Nostalghia





Andrei Tarkovsky.
Itália/URSS - 1983.

Não é um filme fácil. Exige atenção ao observar a quantidade de detalhes. Há que escutar as palavras enigmáticas dos personagens como se fossem setas de um caminho.
Como os demais filmes de Tarkovski, este exige contemplação, calma, ausência de pensamentos inoportunos.
Meu primeiro contato com este escritor-diretor foi na Biblioteca de Artes quando conheci seu livro "Esculpir o tempo" - que já diz tudo sobre seus longas. Que alegria ler essa aproximação: ESCULPIR O TEMPO. Foi este livro o primeiro botão a surgir no meu jardim - ou o primeiro torão que tropecei à esquerda da estrada.
Esculpir o tempo. A matéria. A energia. O ser. Tudo. Pensar sobre essas relações não é fugir da vida - devanear. Ao contrário. Como é bom perceber o tempo...
Estar atento a este instante. Fragmentos. Segundos...
Esculpir o tempo é fazer o que acredita ser o melhor, não importa a matéria prima.
     
Nostalghia e Tempo di Viaggio foram os dois últimos filmes realizados por Tarkovsky (ou Tarkovski) antes de sua fuga da União Soviética. Sua obra foi proibida e morreu exilado - longe da terra que tanto amava. Apenas pelo título já dá pra perceber o quando arte e vida se confundem perante à exposição pública.

O mais interessante no trabalho de Tarkovsky é o olhar atento ao ser humano, ao embrião desnudo - o dentro, a essência das construções que formam um pensar. Ele nos leva a contemplar a natureza no pormenor, a explorar o divino que cerca a vida como um todo.

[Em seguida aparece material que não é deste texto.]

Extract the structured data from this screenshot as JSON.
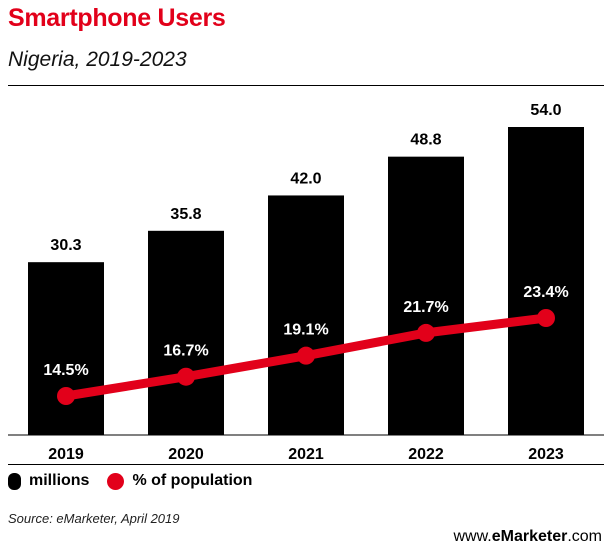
{
  "chart_data": {
    "type": "bar",
    "title": "Smartphone Users",
    "subtitle": "Nigeria, 2019-2023",
    "categories": [
      "2019",
      "2020",
      "2021",
      "2022",
      "2023"
    ],
    "series": [
      {
        "name": "millions",
        "type": "bar",
        "values": [
          30.3,
          35.8,
          42.0,
          48.8,
          54.0
        ],
        "labels": [
          "30.3",
          "35.8",
          "42.0",
          "48.8",
          "54.0"
        ],
        "color": "#000000"
      },
      {
        "name": "% of population",
        "type": "line",
        "values": [
          14.5,
          16.7,
          19.1,
          21.7,
          23.4
        ],
        "labels": [
          "14.5%",
          "16.7%",
          "19.1%",
          "21.7%",
          "23.4%"
        ],
        "color": "#e2001a"
      }
    ],
    "legend": {
      "items": [
        "millions",
        "% of population"
      ],
      "placement": "bottom-left"
    },
    "source": "Source: eMarketer, April 2019"
  },
  "brand": {
    "prefix": "www.",
    "name": "eMarketer",
    "suffix": ".com"
  }
}
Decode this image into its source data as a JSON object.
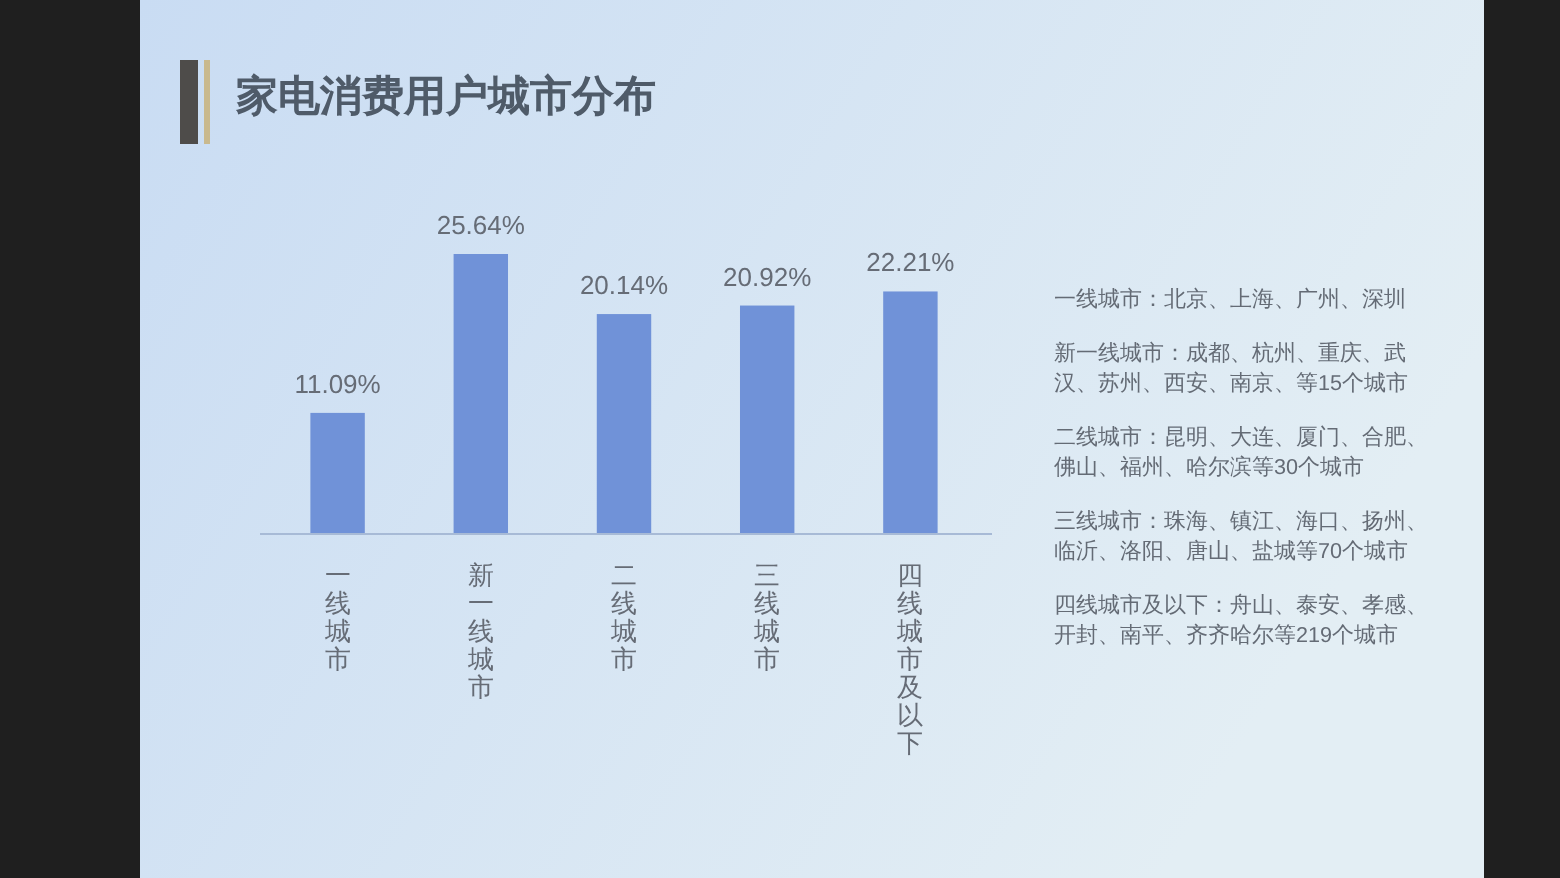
{
  "chart_data": {
    "type": "bar",
    "title": "家电消费用户城市分布",
    "categories": [
      "一线城市",
      "新一线城市",
      "二线城市",
      "三线城市",
      "四线城市及以下"
    ],
    "values": [
      11.09,
      25.64,
      20.14,
      20.92,
      22.21
    ],
    "color": "#7092d8",
    "value_labels": [
      "11.09%",
      "25.64%",
      "20.14%",
      "20.92%",
      "22.21%"
    ],
    "annotations": [
      "一线城市：北京、上海、广州、深圳",
      "新一线城市：成都、杭州、重庆、武汉、苏州、西安、南京、等15个城市",
      "二线城市：昆明、大连、厦门、合肥、佛山、福州、哈尔滨等30个城市",
      "三线城市：珠海、镇江、海口、扬州、临沂、洛阳、唐山、盐城等70个城市",
      "四线城市及以下：舟山、泰安、孝感、开封、南平、齐齐哈尔等219个城市"
    ]
  }
}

No filme em questão, temos como personagem principal Andrei Gorchakov, um poeta russo que viaja à Itália para escrever uma biografia de um músico russo que esteve na região durante o século XVII.
Acompanha-o Eugenia, sua tradutora.

No início, vemos apenas a bela Eugenia e Andrei que atravessam a Itália até chegar a um pequeno povoado logo ao Sul. O alvo é visitar a Madre Santa e o vilarejo onde esteve Sosnovsky (o músico). Uma bruma toma conta de toda a paisagem. Ao pararem o carro, Eugenia corre até o Mosteiro. O padre logo lhe pergunta o motivo de sua presença. Para ele, as mulheres vão até aquele lugar pra orar e pedir por filhos. Mas não. Eugenia diz estar ali apenas por curiosidade. Então o pastor responde que ela está sendo egoísta, que todos querem algo e ela quer ser feliz. Mas há coisas mais importantes, na visão do pároco, do que ser feliz - é ter filhos, criá-los com paciência e sacrifício.

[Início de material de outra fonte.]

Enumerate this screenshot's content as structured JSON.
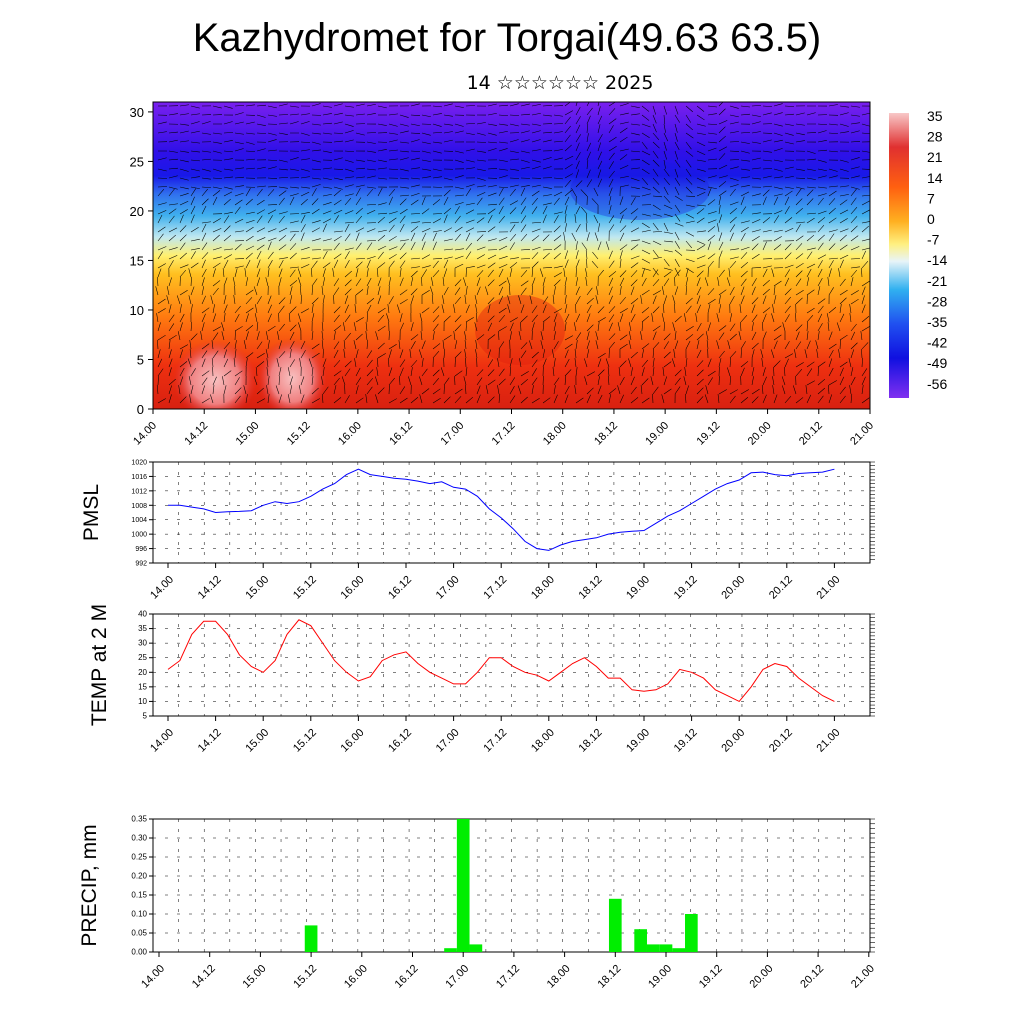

Eugenia vai embora. No caminho, pergunta ao companheiro porque ele não quis entrar. Não é do meu interesse, diz ele. 
Já na pousada, Eugenia lê poesias de Arseni Tarkovski - uma tradução (não no seu original Russo). Para Andrei, a poesia é intraduzível - assim como toda a arte.

Nesse instante do filme, Eugenia apenas diz que está lendo Arseni, mas não especifica o tema. Na minha opinião, após ler algumas traduções, trata-se desta:

[... ]
"Estou em paz e triste; há um lampejo em meus suspiros,
Meus suspiros são todos teus,
Teus, e de mais ninguém... 
Minha melancolia
Está insensível a angústias e apreensões,
E meu coração arde e ama mais uma vez,
Pois nada pode fazer além de amar.
Todo instante que passávamos juntos
Era uma celebração, uma Epifania,
No mundo inteiro, nós os dois sozinhos.
Eras mais audaciosa, mais leve que a asa de um pássaro,
Estonteante como uma vertigem, corrias escada abaixo
Dois degraus por vez, e me conduzias
Por entre lilases úmidos, até teu domínio
No outro lado, para além do espelho.
Enquanto isso o destino seguia nossos passos
Como um louco de navalha na mão".

Dois motivos me levaram a essa possibilidade. Um, Eugenia estava apaixonada pelo taciturno Andrei. Dois, após sair da sala, ela segura o vestido e ensaia uma brincadeira no corredor, sorri e sobe as escadas correndo - dois degraus por vez. Além disso, espelhos e umidade fazem parte de todo o filme - além das incontáveis portas. Arcos. Túneis.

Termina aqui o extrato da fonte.